Les chercheurs trouvent également des textes, à caractère religieux, astronomique et mythologique.

Les années 2000

Nouvelle époque, nouveaux moyens d’investigations, nouvelle campagne de recherche. On change de technique, et on construit un appareil dédié à l’analyse de la machine d’Anticythère ! Cette fois-ci, on va jusqu’à construire un tomographe à rayons X haute résolution, 8 tonnes de haute technologie au service d’un seul objet. Les analyses mettent en évidence de nouveaux textes (900 caractères avaient déjà été déchiffrés, on en déchiffre 2000 de plus. Certaines parties correspondent au mode d’emploi de la machine, d’autres sont de l’ordre du traité d’astronomie), ainsi que de nouveaux éléments qui n’avaient pas été vus jusqu’alors.

L’interprétation

Bon, on a compris, on a une machine bien trop avancée pour son temps, mais que fait-elle réellement ?

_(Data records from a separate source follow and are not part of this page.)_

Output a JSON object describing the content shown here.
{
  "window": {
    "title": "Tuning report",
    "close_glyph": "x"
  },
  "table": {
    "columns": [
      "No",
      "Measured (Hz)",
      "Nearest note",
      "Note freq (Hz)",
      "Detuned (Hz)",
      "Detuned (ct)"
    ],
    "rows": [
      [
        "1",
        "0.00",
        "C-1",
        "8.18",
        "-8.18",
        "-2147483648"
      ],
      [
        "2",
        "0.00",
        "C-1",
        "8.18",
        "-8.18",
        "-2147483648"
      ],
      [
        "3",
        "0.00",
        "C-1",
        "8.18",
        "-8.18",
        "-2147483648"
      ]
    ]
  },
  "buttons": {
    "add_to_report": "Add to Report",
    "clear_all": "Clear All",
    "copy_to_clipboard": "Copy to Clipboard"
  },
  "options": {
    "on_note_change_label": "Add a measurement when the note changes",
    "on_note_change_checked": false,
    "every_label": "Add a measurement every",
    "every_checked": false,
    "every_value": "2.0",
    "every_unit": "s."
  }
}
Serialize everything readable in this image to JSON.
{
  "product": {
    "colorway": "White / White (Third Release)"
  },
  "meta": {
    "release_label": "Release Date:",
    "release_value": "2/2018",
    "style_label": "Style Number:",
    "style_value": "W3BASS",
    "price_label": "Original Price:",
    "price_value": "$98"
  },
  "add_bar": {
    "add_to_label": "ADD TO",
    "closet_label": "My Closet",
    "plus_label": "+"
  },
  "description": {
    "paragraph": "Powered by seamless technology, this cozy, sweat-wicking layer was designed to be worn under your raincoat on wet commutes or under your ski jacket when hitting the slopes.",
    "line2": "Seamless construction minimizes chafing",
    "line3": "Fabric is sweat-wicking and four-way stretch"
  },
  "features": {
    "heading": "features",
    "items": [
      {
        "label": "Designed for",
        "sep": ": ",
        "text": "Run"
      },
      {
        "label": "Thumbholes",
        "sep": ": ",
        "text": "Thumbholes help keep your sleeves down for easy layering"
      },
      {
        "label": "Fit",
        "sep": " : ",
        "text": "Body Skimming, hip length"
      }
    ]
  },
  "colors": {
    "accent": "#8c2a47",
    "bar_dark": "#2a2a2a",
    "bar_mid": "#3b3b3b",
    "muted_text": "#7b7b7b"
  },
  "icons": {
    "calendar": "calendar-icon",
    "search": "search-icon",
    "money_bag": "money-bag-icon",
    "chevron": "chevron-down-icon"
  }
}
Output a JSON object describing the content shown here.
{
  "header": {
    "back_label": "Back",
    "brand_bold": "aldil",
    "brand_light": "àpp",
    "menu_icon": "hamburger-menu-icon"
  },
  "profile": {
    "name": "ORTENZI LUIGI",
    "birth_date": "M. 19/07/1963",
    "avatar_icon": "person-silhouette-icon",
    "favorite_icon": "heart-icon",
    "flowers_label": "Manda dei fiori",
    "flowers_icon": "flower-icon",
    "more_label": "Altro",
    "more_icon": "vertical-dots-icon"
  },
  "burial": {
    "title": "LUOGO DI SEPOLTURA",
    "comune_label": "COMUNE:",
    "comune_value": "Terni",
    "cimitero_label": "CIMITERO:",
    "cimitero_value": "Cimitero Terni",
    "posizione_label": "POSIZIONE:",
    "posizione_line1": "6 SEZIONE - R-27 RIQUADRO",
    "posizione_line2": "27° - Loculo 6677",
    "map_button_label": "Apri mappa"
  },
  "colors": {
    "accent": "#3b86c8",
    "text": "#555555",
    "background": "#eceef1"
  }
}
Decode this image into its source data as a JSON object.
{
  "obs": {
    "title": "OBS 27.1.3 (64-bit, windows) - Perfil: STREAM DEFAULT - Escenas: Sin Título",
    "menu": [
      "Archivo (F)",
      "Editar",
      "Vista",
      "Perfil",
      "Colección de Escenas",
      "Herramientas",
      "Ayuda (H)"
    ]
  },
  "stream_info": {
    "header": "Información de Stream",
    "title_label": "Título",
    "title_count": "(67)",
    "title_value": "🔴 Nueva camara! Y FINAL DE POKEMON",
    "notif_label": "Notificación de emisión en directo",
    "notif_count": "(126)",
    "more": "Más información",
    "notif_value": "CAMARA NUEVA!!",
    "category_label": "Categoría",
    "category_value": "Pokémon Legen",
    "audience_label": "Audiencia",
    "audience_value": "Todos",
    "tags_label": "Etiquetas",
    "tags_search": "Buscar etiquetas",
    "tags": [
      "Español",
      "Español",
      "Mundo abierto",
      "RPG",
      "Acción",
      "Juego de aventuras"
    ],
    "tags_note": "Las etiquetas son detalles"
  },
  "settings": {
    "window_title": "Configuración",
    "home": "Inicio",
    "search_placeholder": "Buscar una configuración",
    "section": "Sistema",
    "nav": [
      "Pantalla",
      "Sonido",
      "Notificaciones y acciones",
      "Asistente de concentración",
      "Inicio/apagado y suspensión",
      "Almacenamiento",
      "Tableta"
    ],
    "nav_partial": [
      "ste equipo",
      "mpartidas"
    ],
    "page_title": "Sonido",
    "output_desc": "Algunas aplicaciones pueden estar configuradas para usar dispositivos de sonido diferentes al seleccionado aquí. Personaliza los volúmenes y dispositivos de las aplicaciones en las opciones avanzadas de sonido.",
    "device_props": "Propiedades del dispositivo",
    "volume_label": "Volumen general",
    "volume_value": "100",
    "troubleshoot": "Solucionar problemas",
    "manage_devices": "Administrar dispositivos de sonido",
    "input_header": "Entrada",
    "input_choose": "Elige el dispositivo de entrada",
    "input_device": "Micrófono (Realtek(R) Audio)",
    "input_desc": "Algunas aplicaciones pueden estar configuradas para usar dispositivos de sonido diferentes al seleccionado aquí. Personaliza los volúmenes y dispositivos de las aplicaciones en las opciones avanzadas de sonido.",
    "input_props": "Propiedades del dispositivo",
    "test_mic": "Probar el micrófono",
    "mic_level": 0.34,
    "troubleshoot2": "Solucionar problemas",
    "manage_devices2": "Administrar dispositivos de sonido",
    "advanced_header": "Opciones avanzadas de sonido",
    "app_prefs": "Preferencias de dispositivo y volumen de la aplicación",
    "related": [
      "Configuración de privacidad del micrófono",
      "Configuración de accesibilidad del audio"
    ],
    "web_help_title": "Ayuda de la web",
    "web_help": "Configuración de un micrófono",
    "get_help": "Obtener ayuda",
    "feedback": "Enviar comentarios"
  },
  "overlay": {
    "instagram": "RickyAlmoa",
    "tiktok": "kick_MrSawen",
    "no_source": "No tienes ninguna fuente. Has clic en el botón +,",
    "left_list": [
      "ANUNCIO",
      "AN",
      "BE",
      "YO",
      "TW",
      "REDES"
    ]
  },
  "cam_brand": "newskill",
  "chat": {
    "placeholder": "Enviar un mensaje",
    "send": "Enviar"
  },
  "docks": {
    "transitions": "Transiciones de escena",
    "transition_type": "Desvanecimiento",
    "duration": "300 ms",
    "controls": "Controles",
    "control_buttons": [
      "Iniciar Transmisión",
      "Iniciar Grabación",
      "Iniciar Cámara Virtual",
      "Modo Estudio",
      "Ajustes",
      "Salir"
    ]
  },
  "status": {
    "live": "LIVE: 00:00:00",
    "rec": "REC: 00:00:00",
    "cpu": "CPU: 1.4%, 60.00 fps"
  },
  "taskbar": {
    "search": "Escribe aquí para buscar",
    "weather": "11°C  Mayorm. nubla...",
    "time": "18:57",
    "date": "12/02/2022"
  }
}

Finalement, on en revient à l’hypothèse formulée dès 1905, c’est à dire à un calculateur de cycles astronomiques. La reconstitution la plus avancée (réalisée par le University College de Londres) aboutit aux fonctions suivantes :

L’un des résultats de ces analyses a permis de reconstituer au moins partiellement ce que devait être la machine avant de séjourner au fond de la mer de Crète. Il est à noter que cette reconstitution ne fait pas l’unanimité, certains évaluant certaines extrapolations douteuses du fait du peu de fragments réellement exploitables.

Reconstitution de la machine d'Anticythère.

Autrement dit, l’inventeur de cette machine est parvenu à créer un calculateur analogique permettant de prédire des évènements astronomiques, et c’est en cela que l’on qualifie parfois la machine d’Anticythère de “premier ordinateur analogique”.

Le mécanisme en action est bien décrit dans cette vidéo, qui montre l’incroyable complexité de la machine.

Pas mal pour une machine ayant 2000 ans au compteur, non ?

Mais qui l’a inventée ?

La liste de suspects n’est pas nécessairement longue, mais les critères en faveur ou en défaveur de l’un ou de l’autre ne sont pas simples à évaluer. La datation n’étant pas parfaite, selon l’hypothèse choisie le créateur change totalement. Les deux inventeurs les plus probables sont Archimède de Samos (celui-là même qui cria “Eurêka” dans son bain) et Hipparque de Nicée (astronome et mathématicien grec lui aussi, célèbre pour ses travaux de trigonométrie).

Et si vous vous demandez pourquoi n’a-t’on retrouvé qu’une seule machine de ce type, eh bien la littérature de l’époque n’évoque explicitement que 2 autres exemplaires de ce calculateur analogique, qui n’ont malheureusement jamais été retrouvés.

Finalement, il est déjà beau d’avoir retrouvé un spécimen sur les 3 dont l’existence est attestée par des écrits. Qui sait, la science n’a pas terminé de nous surprendre, peut-être retrouvera-t-on un jour une autre de ces machines ?

Conclusion

Peut-être me direz-vous “Mais que vient faire un article pareil au milieu d’un blog de développeur ???”, ce à quoi je vous répondrai qu’il me semble important de comprendre le cheminement qui a mené l’homme vers l’idée de construire des machines pour effectuer des calculs complexes, et ainsi mieux appréhender l’histoire de l’informatique, de ses prémisses à nos jours !

Cet article est le premier d’une longue série, dans laquelle, vous l’aurez compris, je vous présenterai les jalons qui ont marqué l’histoire de l’informatique.